FIX: Unescapes hash section with present to account for url-encoded chars

FIX: Unescapes hash section with present to account for url-encoded chars

Sections with unreserverd characters will appear url-encoded and need to be unescaped before using it.

Wikipedia generates 2 different spans in this case in the same page, one with an id resulting of replacing the % symbols with . and the other with the decoded version of the string. For example, for /wiki/foo#A%C3%A1A it will generate:

AáA

Unescaping the m_url_hash_name should work in all cases to target the proper section span.

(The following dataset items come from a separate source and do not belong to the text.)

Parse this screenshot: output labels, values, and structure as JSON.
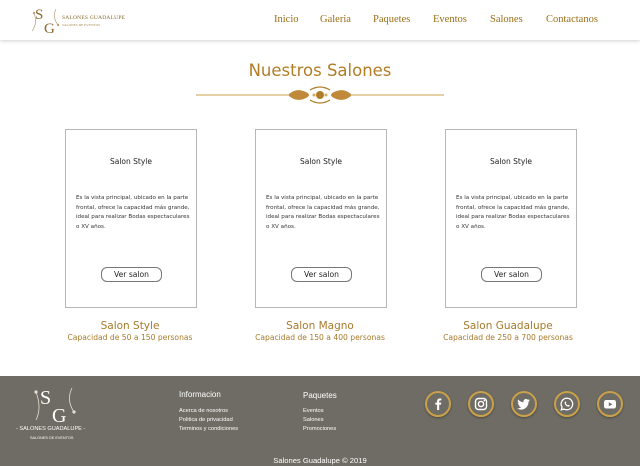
{
  "brand": {
    "monogram": "SG",
    "name": "SALONES GUADALUPE",
    "tagline": "SALONES DE EVENTOS"
  },
  "nav": {
    "items": [
      {
        "label": "Inicio"
      },
      {
        "label": "Galeria"
      },
      {
        "label": "Paquetes"
      },
      {
        "label": "Eventos"
      },
      {
        "label": "Salones"
      },
      {
        "label": "Contactanos"
      }
    ]
  },
  "main": {
    "title": "Nuestros Salones",
    "cards": [
      {
        "heading": "Salon Style",
        "description": "Es la vista principal, ubicado en la parte frontal, ofrece la capacidad más grande, ideal para realizar Bodas espectaculares o XV años.",
        "button": "Ver salon",
        "name": "Salon Style",
        "capacity": "Capacidad de 50 a 150 personas"
      },
      {
        "heading": "Salon Style",
        "description": "Es la vista principal, ubicado en la parte frontal, ofrece la capacidad más grande, ideal para realizar Bodas espectaculares o XV años.",
        "button": "Ver salon",
        "name": "Salon Magno",
        "capacity": "Capacidad de 150 a 400 personas"
      },
      {
        "heading": "Salon Style",
        "description": "Es la vista principal, ubicado en la parte frontal, ofrece la capacidad más grande, ideal para realizar Bodas espectaculares o XV años.",
        "button": "Ver salon",
        "name": "Salon Guadalupe",
        "capacity": "Capacidad de 250 a 700 personas"
      }
    ]
  },
  "footer": {
    "brand_name": "- SALONES GUADALUPE -",
    "brand_tagline": "SALONES DE EVENTOS",
    "informacion": {
      "heading": "Informacion",
      "links": [
        "Acerca de nosotros",
        "Politica de privacidad",
        "Terminos y condiciones"
      ]
    },
    "paquetes": {
      "heading": "Paquetes",
      "links": [
        "Eventos",
        "Salones",
        "Promociones"
      ]
    },
    "social": [
      "facebook-icon",
      "instagram-icon",
      "twitter-icon",
      "whatsapp-icon",
      "youtube-icon"
    ],
    "copyright": "Salones Guadalupe © 2019"
  },
  "colors": {
    "accent": "#b07d26",
    "footer_bg": "#6e6c64",
    "icon_ring": "#c9a14a"
  }
}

diff --git a/lib/onebox/engine/wikipedia_onebox.rb b/lib/onebox/engine/wikipedia_onebox.rb
index e86a901..6d7d404 100644
--- a/lib/onebox/engine/wikipedia_onebox.rb
+++ b/lib/onebox/engine/wikipedia_onebox.rb
@@ -24,7 +24,7 @@ module Onebox
         end
 
         unless m_url_hash.nil?
-          section_header_title = raw.xpath("//span[@id='#{m_url_hash_name}']")
+          section_header_title = raw.xpath("//span[@id='#{CGI.unescape(m_url_hash_name)}']")
 
           if section_header_title.empty?
             paras = raw.search("p") # default get all the paras

GitHub sha: d27d7c8ccac49bd99ad54a73c8f16fe3e74b02a9

This commit appears in #14015 which was approved by eviltrout. It was merged by eviltrout.